Тщательное изучение содержимого книжных шкафов имело для Шумилова то небесполезное следствие, что позволило ему составить представление о круге интересов покойного Николая Назаровича Соковникова. Назвать эти интересы разносторонними, значило бы выбрать слишком скромный эпитет. Подборка книг умершего кастрата, как уже успел ранее заметить Шумилов, оказалась в высшей степени нетипичной для людей его рода и звания: тут были исторические книги и древние классики – Сенека, Плутарх, Аристотель. Алексей Иванович не удержался и взял в руки один из толстых томов последнего. Это оказалась «Никомахова этика» с обширными комментариями – более тысячи страниц. Судя по помаркам на полях и истёртым краям, к этой книге обращались довольно часто.

Заметив немое удивление Шумилова, управляющий, стоявший подле, негромко пояснил:

– Николай Назарович одно время очень увлекался чтением, древних философов цитировал.

– А что читал в последнее время? – спросил Алексей Иванович, желая развить тему.

– А вот в последнее время почти ничего, только газеты и Псалтирь.
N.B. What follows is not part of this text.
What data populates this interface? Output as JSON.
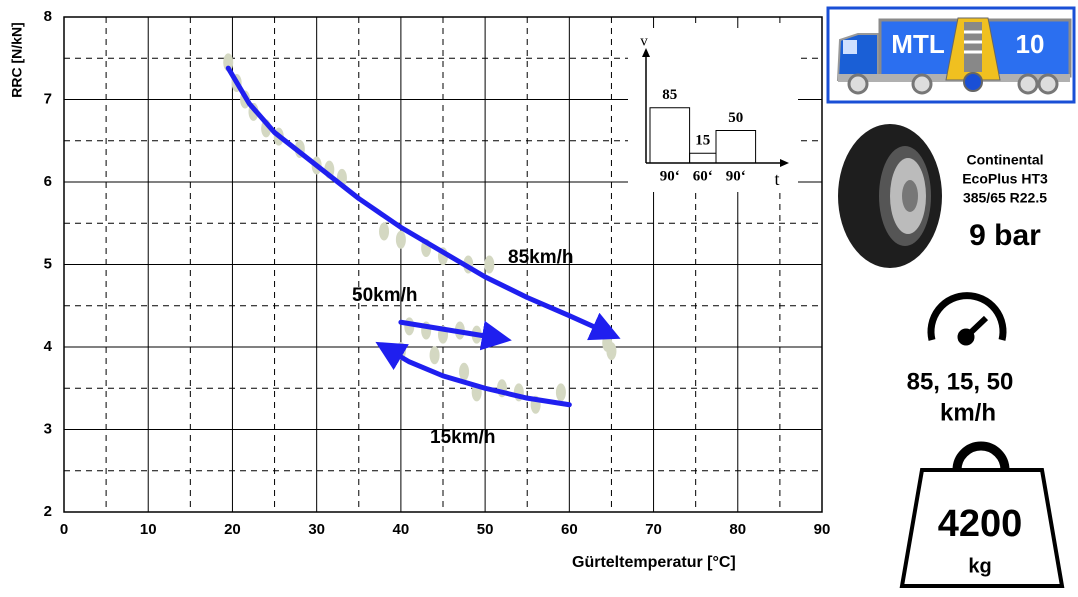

Охладел он как-то к книгам.

Постепенно спустился вечер. Около семи пополудни пристав объявил, что продолжит осмотр следующим утром, поскольку сегодня всё равно не успеет его закончить. Спальня Соковникова снова была опечатана. Управляющий пригласил гостей отужинать, но почти все отказались, рассчитывая, очевидно, найти в Петербурге более приличную кухню. Гости стали разъезжаться. В доме остались только актриса Епифанова, Шумилов, да племянник покойного Василий Александрович.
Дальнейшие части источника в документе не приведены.